La politica mite non è una politica debole (grazie, caro Presidente)
di Lia Giovanelli
Il presidente Mattarella è puntuale, anzi è in anticipo, alla sua visita a Brescia.
Mentre una soprano intona l’Inno di Mameli e un gruppo di bambini sventola bandierine tricolore, sento un leggero nodo alla gola. Penso al nostro Paese, alla nostra storia. L’Italia. L’unità nazionale, il destino dell’Europa, che può e deve dare ancora tanto.
Il saluto del Sindaco è bello e nei tempi giusti, come i saluti delle altre autorità.
Sale sul palco il Presidente della Repubblica e mentre saluta e inizia il suo intervento, a braccio, risento quell’emozione che fatico a definire, ma che collego a una sorta di orgoglio civico, di appartenenza a un Paese spesso disorientato, in cerca di nuovi equilibri, ma comunque straordinario.
Non sento e non vedo un Presidente poco comunicativo, anzi, sento e vedo un Presidente protagonista, convinto del valore delle cose che ci vuole trasmettere.
Sono molto colpita quando invoca una visione mite della politica: «La politica mite non è una politica debole, al contrario è propria di chi è convinto della forza e del valore delle proprie idee e non pretende di imporle. La mitezza è un atteggiamento che induce a cercare ancora una volta le ragioni che uniscono e non quelle che dividono».
Certo. Ma mi colpisce soprattutto che queste cose non siano dette in modo “pacato”: nel pronunciarle, il Presidente alza la voce, anche solo di un tono, e vi aggiunge fermezza, mentre auspica mitezza.
Continua ricordando le sfide che coinvolgono il nostro Paese, l’innovazione e la crescita del lavoro, la conoscenza e la qualità, l’ammodernamento del modello sociale, tutte condizioni indispensabili per guardare al domani e prepararci con coraggio.

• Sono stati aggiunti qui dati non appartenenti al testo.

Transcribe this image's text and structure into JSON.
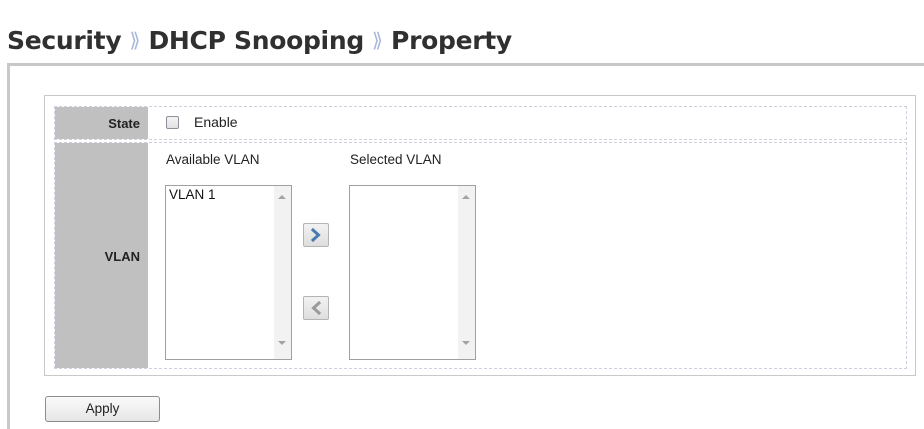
{
  "breadcrumb": {
    "items": [
      "Security",
      "DHCP Snooping",
      "Property"
    ],
    "separator": "⟫"
  },
  "state": {
    "label": "State",
    "checkbox_label": "Enable",
    "enabled": false
  },
  "vlan": {
    "label": "VLAN",
    "available_title": "Available VLAN",
    "selected_title": "Selected VLAN",
    "available_items": [
      "VLAN 1"
    ],
    "selected_items": [],
    "add_icon": "chevron-right-icon",
    "remove_icon": "chevron-left-icon"
  },
  "actions": {
    "apply_label": "Apply"
  },
  "colors": {
    "label_bg": "#c0c0c0",
    "separator": "#a8b8d8",
    "arrow_enabled": "#4a7ab0",
    "arrow_disabled": "#9a9a9a"
  }
}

Continua: «La lunga crisi economica ha seminato incertezze, affanni, preoccupazioni, qualche paura. La risposta, che va data a questi sentimenti, senza sottovalutarli, sta nell’affrontare il tempo nuovo con coraggio e serenità, senza rinunciare alla civiltà che abbiamo costruito, senza illuderci che l’arroccamento in noi stessi possa renderci più forti. Ogni crisi genera nuovi equilibri. Dobbiamo utilizzare meglio ciò che abbiamo a disposizione».

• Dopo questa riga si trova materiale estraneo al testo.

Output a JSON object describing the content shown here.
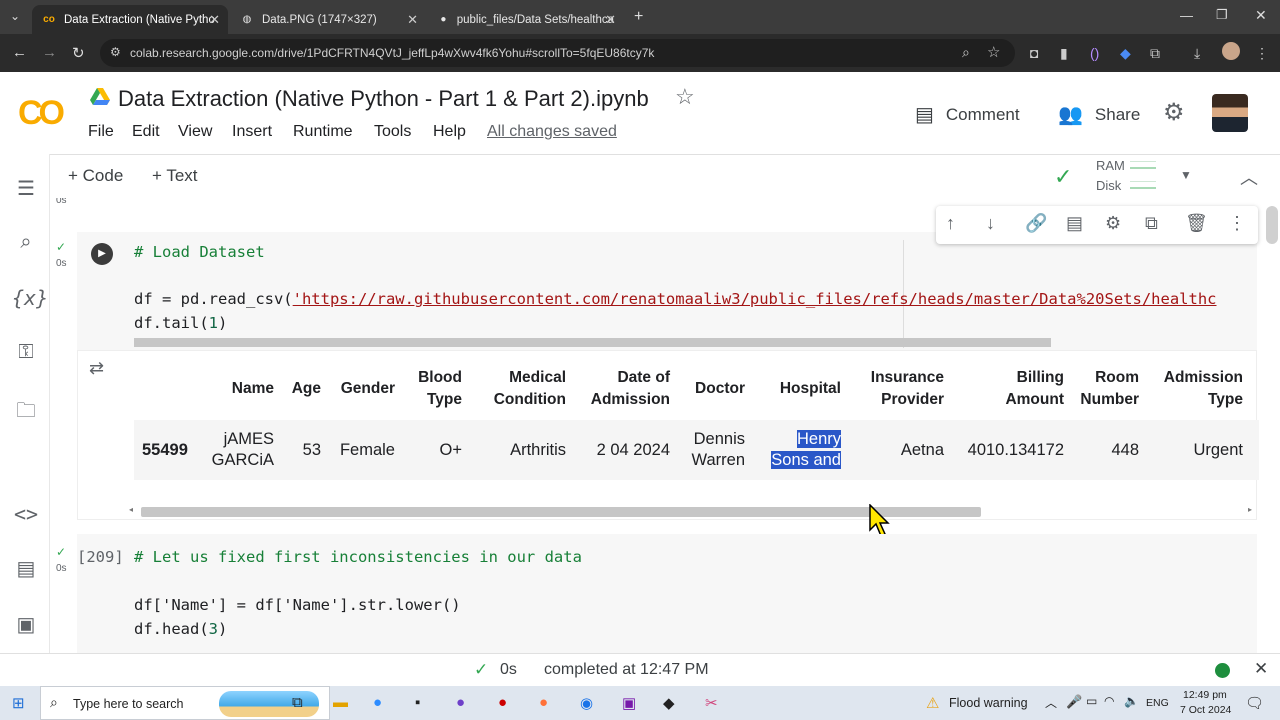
{
  "browser": {
    "tabs": [
      {
        "label": "Data Extraction (Native Pytho",
        "active": true
      },
      {
        "label": "Data.PNG (1747×327)",
        "active": false
      },
      {
        "label": "public_files/Data Sets/healthca",
        "active": false
      }
    ],
    "url": "colab.research.google.com/drive/1PdCFRTN4QVtJ_jeffLp4wXwv4fk6Yohu#scrollTo=5fqEU86tcy7k"
  },
  "header": {
    "logo": "CO",
    "title": "Data Extraction (Native Python - Part 1 & Part 2).ipynb",
    "menu": [
      "File",
      "Edit",
      "View",
      "Insert",
      "Runtime",
      "Tools",
      "Help"
    ],
    "save_status": "All changes saved",
    "comment_label": "Comment",
    "share_label": "Share"
  },
  "toolbar": {
    "add_code": "+ Code",
    "add_text": "+ Text",
    "ram_label": "RAM",
    "disk_label": "Disk"
  },
  "cells": {
    "prev_exec_time": "0s",
    "load": {
      "exec_time": "0s",
      "line1": "# Load Dataset",
      "line2_prefix": "df = pd.read_csv(",
      "line2_str": "'https://raw.githubusercontent.com/renatomaaliw3/public_files/refs/heads/master/Data%20Sets/healthc",
      "line3_prefix": "df.tail(",
      "line3_num": "1",
      "line3_suffix": ")"
    },
    "output": {
      "headers": [
        "Name",
        "Age",
        "Gender",
        "Blood Type",
        "Medical Condition",
        "Date of Admission",
        "Doctor",
        "Hospital",
        "Insurance Provider",
        "Billing Amount",
        "Room Number",
        "Admission Type"
      ],
      "row": {
        "index": "55499",
        "name_l1": "jAMES",
        "name_l2": "GARCiA",
        "age": "53",
        "gender": "Female",
        "blood": "O+",
        "condition": "Arthritis",
        "date": "2 04 2024",
        "doctor_l1": "Dennis",
        "doctor_l2": "Warren",
        "hospital_l1": "Henry",
        "hospital_l2": "Sons and",
        "insurance": "Aetna",
        "billing": "4010.134172",
        "room": "448",
        "admission": "Urgent"
      }
    },
    "fix": {
      "exec_count": "[209]",
      "exec_time": "0s",
      "line1": "# Let us fixed first inconsistencies in our data",
      "line2": "df['Name'] = df['Name'].str.lower()",
      "line3_prefix": "df.head(",
      "line3_num": "3",
      "line3_suffix": ")"
    }
  },
  "statusbar": {
    "time": "0s",
    "completed": "completed at 12:47 PM"
  },
  "taskbar": {
    "search_placeholder": "Type here to search",
    "weather": "Flood warning",
    "lang": "ENG",
    "clock": "12:49 pm",
    "date": "7 Oct 2024"
  },
  "colors": {
    "accent_orange": "#f9ab00",
    "run_green": "#34a853",
    "selection_blue": "#2a57c8",
    "comment_green": "#188038"
  }
}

La conclusione è tutta per ricordare, a cinque anni dalla scomparsa, Mino Martinazzoli – giurista, ministro, sindaco (e sappiamo, per il Presidente, caro amico), e il lungo applauso finale sembra comprendere anche l’atmosfera generata dalle sue parole. Scende dal palco e si avvia all’uscita, sorridendo e stringendo mani.
Fuori dal Teatro Grande molti cittadini lo stanno aspettando: negoziando con la sorveglianza che lo vorrebbe subito in macchina, il Presidente si avvicina a chi lo vuole salutare, accarezza le teste dei bambini, abbraccia le persone anziane, ringrazia per i sorrisi e l’affetto che riceve. Decide di avviarsi a piedi al ristorante che lo ospiterà per pranzo (un pranzo privato, con pochi amici), sempre circondato da cittadini sorridenti e guardie preoccupate.
Il sole splende sulla passeggiata: grazie, caro Presidente, per averci ricordato che la politica mite non è una politica debole.